Uma reforma que só peca pelo atraso

O excesso do centralismo português é um obstáculo à democracia e ao desenvolvimento. O Governo quer combatê-lo. Faz muito bem

O pacote da descentralização do ministro-adjunto Eduardo Cabrita configura a mais ampla e profunda reforma do Estado em muitas décadas. A transferência de funções e competências para as comissões de coordenação (CCDR) e para as autarquias obedece ao princípio da subsidiariedade que é norma nos países ricos e desenvolvidos – tudo o que puder ser resolvido na proximidade não deve ser concentrado no centro do poder estadual. Por razões históricas e culturais, Portugal esteve sempre longe desse princípio e tornou-se um dos estados mais centralizados da Europa – só a Grécia se lhe compara. O Governo inscreveu no seu programa a necessidade de o mudar. Fez bem.
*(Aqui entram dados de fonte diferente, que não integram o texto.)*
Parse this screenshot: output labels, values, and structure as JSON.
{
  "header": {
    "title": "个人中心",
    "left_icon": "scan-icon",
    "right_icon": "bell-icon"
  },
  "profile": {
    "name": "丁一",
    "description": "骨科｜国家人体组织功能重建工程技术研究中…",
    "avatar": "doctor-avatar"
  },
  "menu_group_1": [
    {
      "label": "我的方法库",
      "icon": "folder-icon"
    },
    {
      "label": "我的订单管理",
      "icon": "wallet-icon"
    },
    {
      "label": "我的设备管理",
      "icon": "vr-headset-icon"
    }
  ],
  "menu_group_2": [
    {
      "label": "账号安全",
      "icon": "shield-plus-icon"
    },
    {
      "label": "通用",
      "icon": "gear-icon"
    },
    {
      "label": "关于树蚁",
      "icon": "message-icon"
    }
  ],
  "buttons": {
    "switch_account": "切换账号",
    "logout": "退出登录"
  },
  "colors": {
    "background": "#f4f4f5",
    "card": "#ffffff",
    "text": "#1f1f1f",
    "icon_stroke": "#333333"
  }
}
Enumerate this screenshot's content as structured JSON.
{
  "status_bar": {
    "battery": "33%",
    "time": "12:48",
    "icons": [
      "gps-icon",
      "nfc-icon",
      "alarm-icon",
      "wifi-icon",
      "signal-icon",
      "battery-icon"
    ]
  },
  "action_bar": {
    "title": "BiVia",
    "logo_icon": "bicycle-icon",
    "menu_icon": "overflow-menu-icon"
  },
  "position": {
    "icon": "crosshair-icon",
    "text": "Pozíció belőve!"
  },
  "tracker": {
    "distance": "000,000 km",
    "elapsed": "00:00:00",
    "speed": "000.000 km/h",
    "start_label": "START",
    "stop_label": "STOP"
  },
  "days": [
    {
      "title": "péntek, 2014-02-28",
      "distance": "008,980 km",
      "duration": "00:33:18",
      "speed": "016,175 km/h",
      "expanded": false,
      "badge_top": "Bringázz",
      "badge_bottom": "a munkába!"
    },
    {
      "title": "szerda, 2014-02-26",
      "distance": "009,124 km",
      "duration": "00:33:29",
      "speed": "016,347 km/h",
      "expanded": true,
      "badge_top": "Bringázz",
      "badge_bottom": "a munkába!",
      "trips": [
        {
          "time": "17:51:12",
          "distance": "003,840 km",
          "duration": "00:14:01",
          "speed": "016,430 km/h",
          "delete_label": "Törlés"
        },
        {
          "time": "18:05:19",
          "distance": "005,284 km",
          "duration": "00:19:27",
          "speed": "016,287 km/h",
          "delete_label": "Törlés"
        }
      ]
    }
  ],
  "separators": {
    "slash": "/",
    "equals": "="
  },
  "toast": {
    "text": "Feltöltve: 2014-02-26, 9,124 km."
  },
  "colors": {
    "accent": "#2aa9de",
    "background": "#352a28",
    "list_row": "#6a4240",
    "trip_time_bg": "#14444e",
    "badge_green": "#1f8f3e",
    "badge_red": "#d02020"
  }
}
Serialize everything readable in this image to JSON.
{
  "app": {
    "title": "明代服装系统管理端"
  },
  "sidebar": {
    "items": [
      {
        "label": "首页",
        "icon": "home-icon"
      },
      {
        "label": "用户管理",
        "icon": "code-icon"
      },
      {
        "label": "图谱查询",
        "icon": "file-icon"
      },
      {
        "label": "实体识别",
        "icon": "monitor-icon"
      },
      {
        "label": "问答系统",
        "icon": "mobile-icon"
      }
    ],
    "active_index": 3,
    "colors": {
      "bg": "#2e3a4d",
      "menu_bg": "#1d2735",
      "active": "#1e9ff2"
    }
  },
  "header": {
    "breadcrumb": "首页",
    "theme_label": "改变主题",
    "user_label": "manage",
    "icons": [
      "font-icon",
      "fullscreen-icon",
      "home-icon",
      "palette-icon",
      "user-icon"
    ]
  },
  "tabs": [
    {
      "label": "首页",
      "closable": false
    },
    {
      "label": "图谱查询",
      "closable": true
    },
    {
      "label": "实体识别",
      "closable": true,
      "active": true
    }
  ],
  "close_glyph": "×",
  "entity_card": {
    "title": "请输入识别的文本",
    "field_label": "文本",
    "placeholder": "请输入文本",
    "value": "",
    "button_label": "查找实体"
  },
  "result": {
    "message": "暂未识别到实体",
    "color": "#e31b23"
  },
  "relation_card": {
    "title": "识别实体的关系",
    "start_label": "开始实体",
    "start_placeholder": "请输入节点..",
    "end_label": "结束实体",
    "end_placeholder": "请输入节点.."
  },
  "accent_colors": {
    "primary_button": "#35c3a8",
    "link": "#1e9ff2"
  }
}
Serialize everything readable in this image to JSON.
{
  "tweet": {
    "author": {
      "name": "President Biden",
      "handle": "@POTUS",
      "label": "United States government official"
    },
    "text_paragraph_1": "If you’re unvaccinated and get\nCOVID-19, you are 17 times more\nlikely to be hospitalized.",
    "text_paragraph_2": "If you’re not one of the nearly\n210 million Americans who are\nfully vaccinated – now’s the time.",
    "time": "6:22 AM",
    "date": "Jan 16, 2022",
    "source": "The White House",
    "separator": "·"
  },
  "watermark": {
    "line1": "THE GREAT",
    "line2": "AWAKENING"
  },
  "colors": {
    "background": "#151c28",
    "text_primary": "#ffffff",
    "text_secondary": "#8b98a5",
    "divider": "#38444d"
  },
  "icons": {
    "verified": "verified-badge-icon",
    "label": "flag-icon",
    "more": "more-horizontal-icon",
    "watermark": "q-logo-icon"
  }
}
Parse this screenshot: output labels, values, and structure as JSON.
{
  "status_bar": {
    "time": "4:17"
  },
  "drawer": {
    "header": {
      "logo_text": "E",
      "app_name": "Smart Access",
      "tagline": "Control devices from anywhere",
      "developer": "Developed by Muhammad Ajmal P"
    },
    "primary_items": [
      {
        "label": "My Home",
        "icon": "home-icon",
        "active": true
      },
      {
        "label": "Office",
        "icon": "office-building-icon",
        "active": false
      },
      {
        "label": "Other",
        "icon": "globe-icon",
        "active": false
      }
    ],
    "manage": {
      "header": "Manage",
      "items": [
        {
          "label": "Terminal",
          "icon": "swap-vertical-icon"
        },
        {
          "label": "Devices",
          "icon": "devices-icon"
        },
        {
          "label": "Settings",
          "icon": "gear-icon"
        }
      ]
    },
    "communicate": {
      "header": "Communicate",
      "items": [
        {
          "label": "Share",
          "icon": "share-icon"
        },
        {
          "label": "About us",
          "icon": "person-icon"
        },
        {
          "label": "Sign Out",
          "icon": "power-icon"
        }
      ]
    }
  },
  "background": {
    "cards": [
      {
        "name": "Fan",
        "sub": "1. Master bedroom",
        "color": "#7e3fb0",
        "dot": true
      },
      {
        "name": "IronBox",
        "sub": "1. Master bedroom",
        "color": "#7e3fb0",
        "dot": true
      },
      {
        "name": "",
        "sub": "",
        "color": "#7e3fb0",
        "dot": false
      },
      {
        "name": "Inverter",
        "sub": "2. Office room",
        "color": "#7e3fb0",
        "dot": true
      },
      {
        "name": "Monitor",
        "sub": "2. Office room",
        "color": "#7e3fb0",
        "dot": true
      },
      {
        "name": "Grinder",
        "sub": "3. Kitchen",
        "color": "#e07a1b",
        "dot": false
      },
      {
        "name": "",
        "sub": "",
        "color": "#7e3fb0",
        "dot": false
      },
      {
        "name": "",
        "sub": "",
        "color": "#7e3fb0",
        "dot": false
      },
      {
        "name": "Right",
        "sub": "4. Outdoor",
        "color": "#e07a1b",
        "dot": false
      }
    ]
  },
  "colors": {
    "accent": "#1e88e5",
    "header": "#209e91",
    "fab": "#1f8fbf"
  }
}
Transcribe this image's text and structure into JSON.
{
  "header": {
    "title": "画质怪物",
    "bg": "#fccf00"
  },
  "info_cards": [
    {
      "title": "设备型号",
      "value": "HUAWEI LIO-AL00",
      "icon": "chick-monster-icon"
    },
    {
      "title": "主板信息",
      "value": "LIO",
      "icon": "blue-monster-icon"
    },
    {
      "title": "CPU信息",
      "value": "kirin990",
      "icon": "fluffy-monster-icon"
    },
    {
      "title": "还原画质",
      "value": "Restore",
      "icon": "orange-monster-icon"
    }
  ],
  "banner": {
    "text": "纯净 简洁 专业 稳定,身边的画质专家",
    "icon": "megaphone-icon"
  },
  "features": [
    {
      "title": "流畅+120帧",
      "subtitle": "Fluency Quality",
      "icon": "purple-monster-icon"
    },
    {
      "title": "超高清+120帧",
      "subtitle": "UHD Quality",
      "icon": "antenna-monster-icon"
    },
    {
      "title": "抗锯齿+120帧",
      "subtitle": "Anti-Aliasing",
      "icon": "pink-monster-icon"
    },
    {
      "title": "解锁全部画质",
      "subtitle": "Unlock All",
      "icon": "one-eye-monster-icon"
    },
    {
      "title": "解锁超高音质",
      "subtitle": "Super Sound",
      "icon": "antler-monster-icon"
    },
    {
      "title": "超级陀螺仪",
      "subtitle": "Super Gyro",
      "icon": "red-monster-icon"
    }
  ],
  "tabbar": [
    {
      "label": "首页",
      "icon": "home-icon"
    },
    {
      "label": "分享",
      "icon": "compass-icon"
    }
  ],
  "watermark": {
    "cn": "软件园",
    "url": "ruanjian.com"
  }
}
O que o Governo procura é o compromisso entre as autarquias regionais com poderes legitimados pelo voto, o formato da Regionalização, e a atribuição de um poder reforçado às CCDR através da eleição indirecta dos autarcas. Para quem defende que o poder político deve ser sufragado pelos cidadãos, este passo é insuficiente. Até porque o reforço do poder dos autarcas nas CCDR ameaça criar câmaras corporativas mais dispostas a discutir a repartição de fundos do que a fazer o que falta em Portugal: a criação de políticas regionais. Mas, as feridas do referendo à regionalização de 1998 ainda não sararam. Compreende-se pois o cuidado do Governo.

Na extremidade do poder público, as autarquias esgotaram há muito o seu projecto de infra-estruturação e entraram numa atrofia que reclama a atribuição de novos desafios. É de elementar bom senso que o Estado central lhes atribua novas funções na gestão de escolas, de centros de saúde, que as envolva na protecção do património cultural ou natural ou em temas ambientais e económicos como as da florestação. Desde que as políticas nacionais sejam claras e capazes de travar excessos e evitar desmandos, não se percebe por que não hão-de as autarquias ter mais poderes.

Há riscos em todo este processo? Claro que há. O mais grave é o que aponta para a eleição directa dos presidentes das áreas metropolitanas, que tenderão a criar regiões de primeira capazes de se sobrepor aos territórios sob a égide das CCDR. Haverá ainda outros perigos nos municípios onde o défice democrático é crónico e a massa crítica inexistente. Mas, sejamos realistas: o maior perigo é manter este estado labiríntico, ineficiente, despesista e burocrático. O novo mundo anunciado por Eduardo Cabrita não será o El Dorado. Mas merece uma oportunidade.